As a person moves through the customer journey, you must hit them with content throughout the process to keep them engaged with your business, and the best way to do this is to match the content you’d like to develop with the various phases of the Marketing Hourglass.

You must be aware of what your customer’s journey looks like in order to develop content for each stage of it. To help you do so, I’ve described the stages below to help you brainstorm what content would work best for you.

Know

The Know stage is the phase where people first become aware of your business, and it’s your job to put a piece of content out there that get’s their attention.

Like

At this stage, give your prospects reasons to keep wanting more and move towards gaining permission to continue the conversation.

Trust

I believe this is the most important step but arguably the most tedious and time-consuming. The more a person trusts you and your company, the more likely they’ll be to buy from you. Create content that helps build that trust.

Try

I think this the easiest phase to move people to the purchase. The content here needs to represent a sample of the end result.
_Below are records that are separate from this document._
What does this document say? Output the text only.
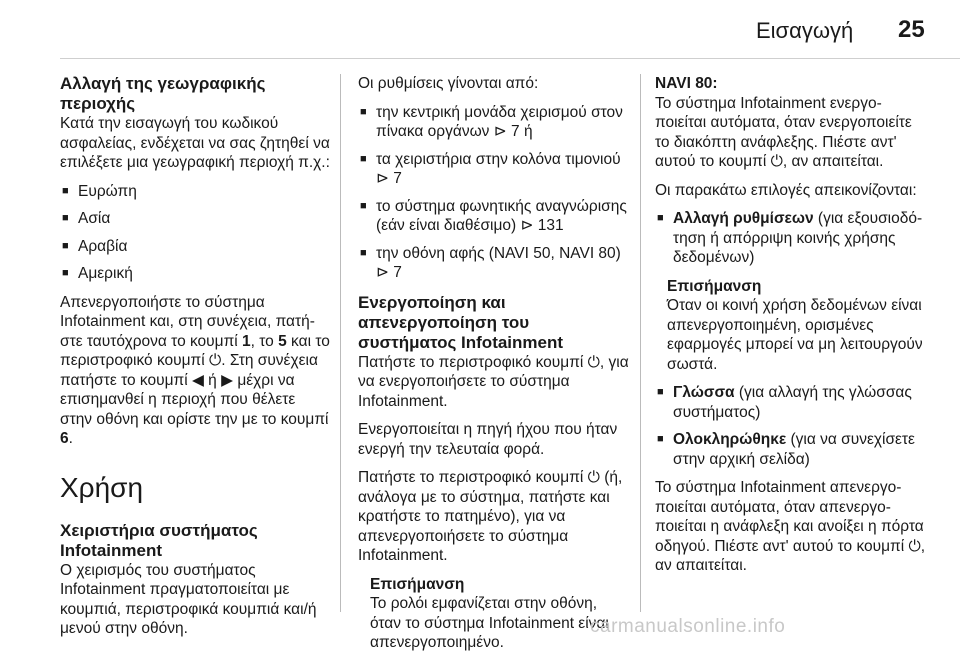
Εισαγωγή 25
Αλλαγή της γεωγραφικής περιοχής

Κατά την εισαγωγή του κωδικού ασφαλείας, ενδέχεται να σας ζητηθεί να επιλέξετε μια γεωγραφική περιοχή π.χ.:

■ Ευρώπη
■ Ασία
■ Αραβία
■ Αμερική

Απενεργοποιήστε το σύστημα Infotainment και, στη συνέχεια, πατήστε ταυτόχρονα το κουμπί 1, το 5 και το περιστροφικό κουμπί ⏻. Στη συνέχεια πατήστε το κουμπί ◀ ή ▶ μέχρι να επισημανθεί η περιοχή που θέλετε στην οθόνη και ορίστε την με το κουμπί 6.

Χρήση
Χειριστήρια συστήματος Infotainment

Ο χειρισμός του συστήματος Infotainment πραγματοποιείται με κουμπιά, περιστροφικά κουμπιά και/ή μενού στην οθόνη.

Οι ρυθμίσεις γίνονται από:

■ την κεντρική μονάδα χειρισμού στον πίνακα οργάνων ⊳ 7 ή
■ τα χειριστήρια στην κολόνα τιμονιού ⊳ 7
■ το σύστημα φωνητικής αναγνώρισης (εάν είναι διαθέσιμο) ⊳ 131
■ την οθόνη αφής (NAVI 50, NAVI 80) ⊳ 7
Ενεργοποίηση και απενεργοποίηση του συστήματος Infotainment

Πατήστε το περιστροφικό κουμπί ⏻, για να ενεργοποιήσετε το σύστημα Infotainment.

Ενεργοποιείται η πηγή ήχου που ήταν ενεργή την τελευταία φορά.

Πατήστε το περιστροφικό κουμπί ⏻ (ή, ανάλογα με το σύστημα, πατήστε και κρατήστε το πατημένο), για να απενεργοποιήσετε το σύστημα Infotainment.

Επισήμανση
Το ρολόι εμφανίζεται στην οθόνη, όταν το σύστημα Infotainment είναι απενεργοποιημένο.
NAVI 80:

Το σύστημα Infotainment ενεργοποιείται αυτόματα, όταν ενεργοποιείτε το διακόπτη ανάφλεξης. Πιέστε αντ' αυτού το κουμπί ⏻, αν απαιτείται.

Οι παρακάτω επιλογές απεικονίζονται:

■ Αλλαγή ρυθμίσεων (για εξουσιοδότηση ή απόρριψη κοινής χρήσης δεδομένων)
Επισήμανση
Όταν οι κοινή χρήση δεδομένων είναι απενεργοποιημένη, ορισμένες εφαρμογές μπορεί να μη λειτουργούν σωστά.
■ Γλώσσα (για αλλαγή της γλώσσας συστήματος)
■ Ολοκληρώθηκε (για να συνεχίσετε στην αρχική σελίδα)

Το σύστημα Infotainment απενεργοποιείται αυτόματα, όταν απενεργοποιείται η ανάφλεξη και ανοίξει η πόρτα οδηγού. Πιέστε αντ' αυτού το κουμπί ⏻, αν απαιτείται.

carmanualsonline.info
Demonstrate how much better your product or service is than the competition, to differentiate your business.

Buy

The focus here is to maintain a good experience for the prospect. In order to continue to deliver a remarkable customer experience, you’ve got to continue to educate through content.

Repeat

In the Repeat phase, you need to consider adding a results review process as well as additional upsell and cross-sell touchpoints.

Refer

Build processes and content campaigns that make it easy for your brand champions to refer your business.

Content marketing is here to stay. Put time and energy into creating quality content with associated content upgrades throughout each stage of the customer journey, and you’ll be sure to increase your number of customers moving forward.